To find a possible formula for the polynomial P(x), we can start by considering its roots.
We are given that P(x) has roots of multiplicity 2 at x = 4 and x = 0, and a root of multiplicity 1 at x = -1. This means that (x - 4) and x are factors of P(x), and (x + 1) is a factor of the derivative of P(x).
Since the leading coefficient of P(x) is 1, we can write the polynomial in factored form as:
P(x) = (x - 4)^2 * x * (x + 1) * Q(x)
where Q(x) is a polynomial of degree 1 or 2 (to fulfill the degree requirement of 5 for P(x)) with a leading coefficient of 1.
Now, we need to determine Q(x). Since P(x) is a polynomial of degree 5, Q(x) must be a quadratic polynomial.
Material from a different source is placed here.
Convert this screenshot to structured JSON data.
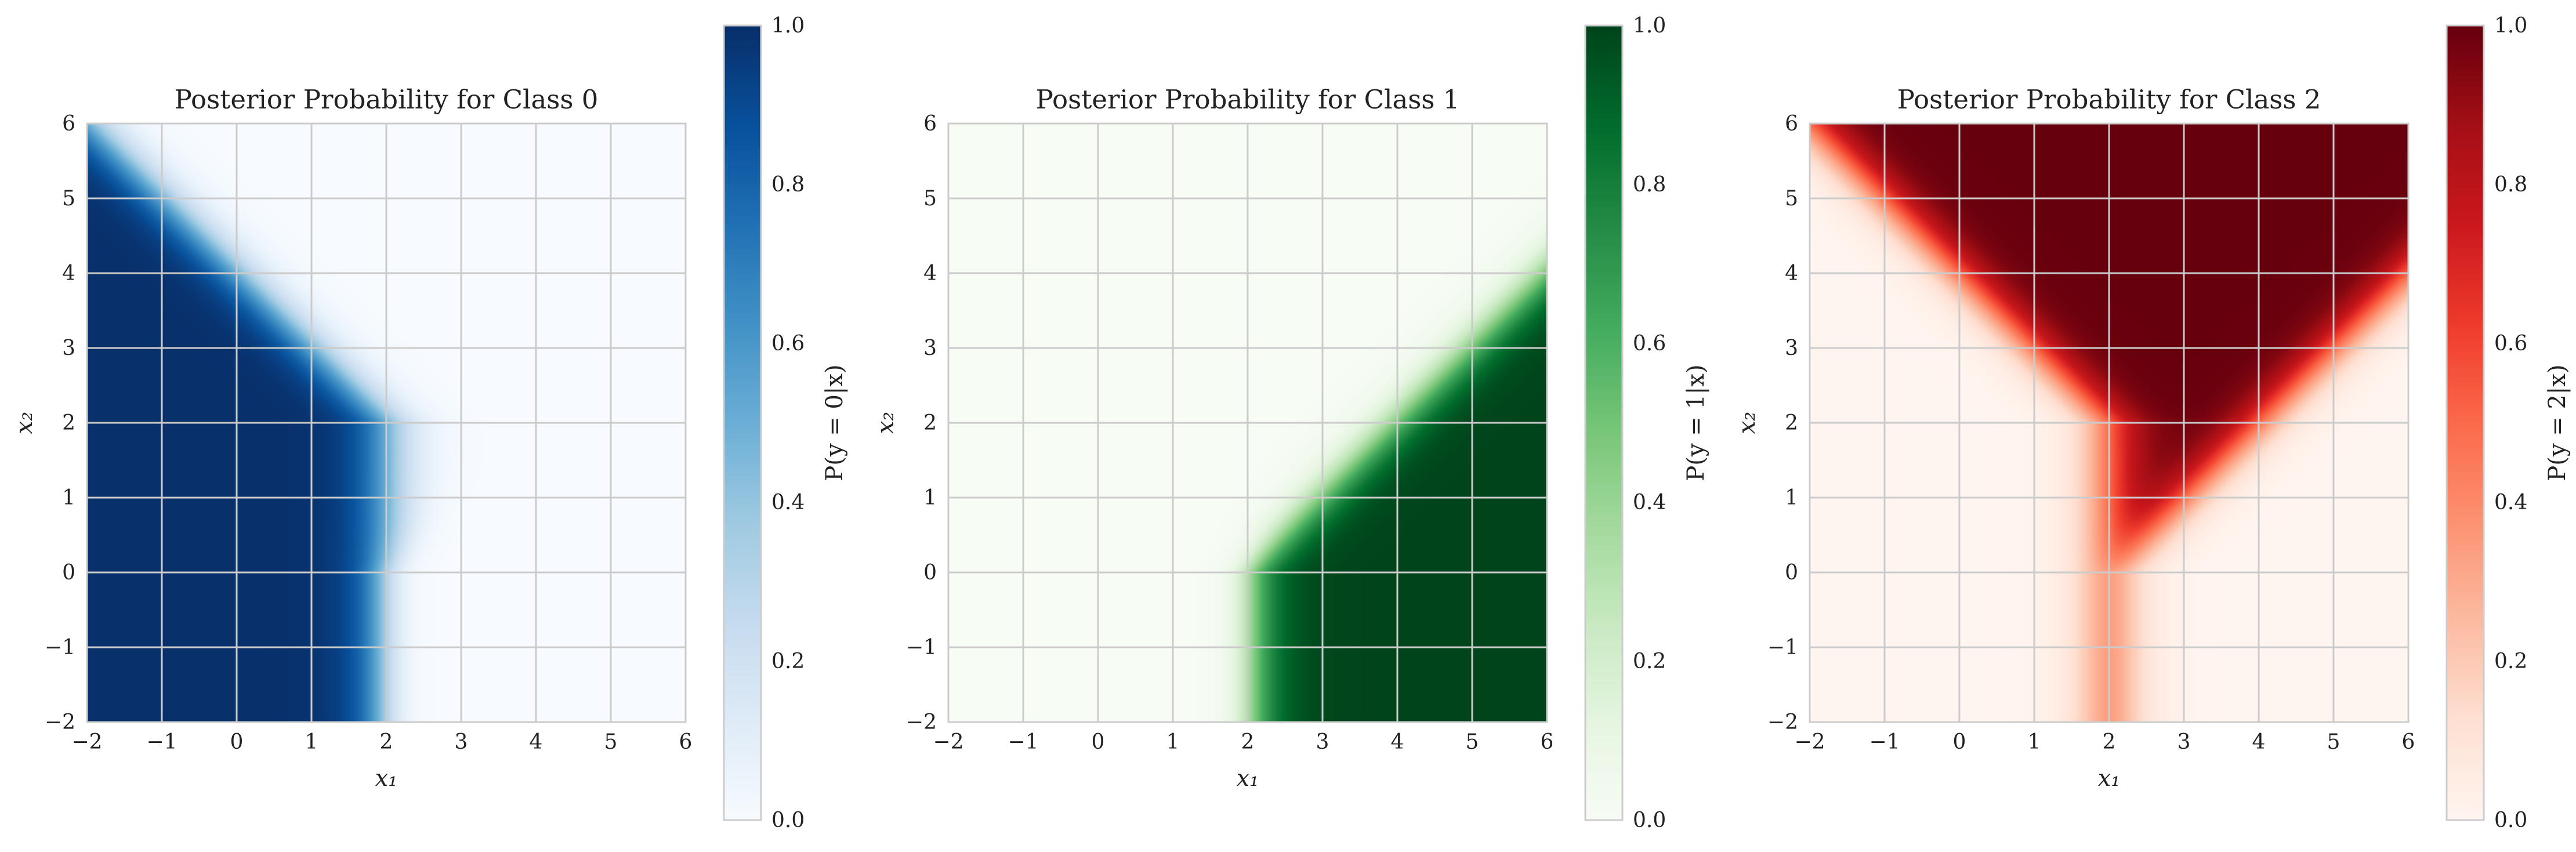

Let's assume Q(x) = ax^2 + bx + c, where a, b, and c are constants.
Expanding the factored form of P(x), we have:
P(x) = (x - 4)^2 * x * (x + 1) * (ax^2 + bx + c)
Multiplying this out, we get:
P(x) = a x^5 + (8a - a)x^4 + (14a - 4a + b)x^3 + (-9a + 14b - 4b + c)x^2 + (-4c)x
Equating the coefficients of the corresponding powers of x with zero, we can determine the values of a, b, and c.
For the coefficient of x^5, we have a = 1.
For the coefficient of x^4, we have 8a - a = 0, which gives 7a = 0. Therefore, a = 0.
For the coefficient of x^3, we have 14a - 4a + b = 0, which simplifies to 10a + b = 0. Since a = 0, we have b = 0.
For the coefficient of x^2, we have -9a + 14b - 4b + c = 0, which simplifies to c = 0.
For the coefficient of x, we have -4c = 0, which satisfies our assumption that c = 0.
Therefore, we have Q(x) = ax^2 + bx + c = 0x^2 + 0x + 0 = 0.
Substituting these values into the factored form of P(x), we get:
P(x) = (x - 4)^2 * x * (x + 1) * (0)
Finally, simplifying further, we have:
P(x) = (x - 4)^2 * x * (x + 1)
So, a possible formula for P(x) is P(x) = (x - 4)^2 * x * (x + 1).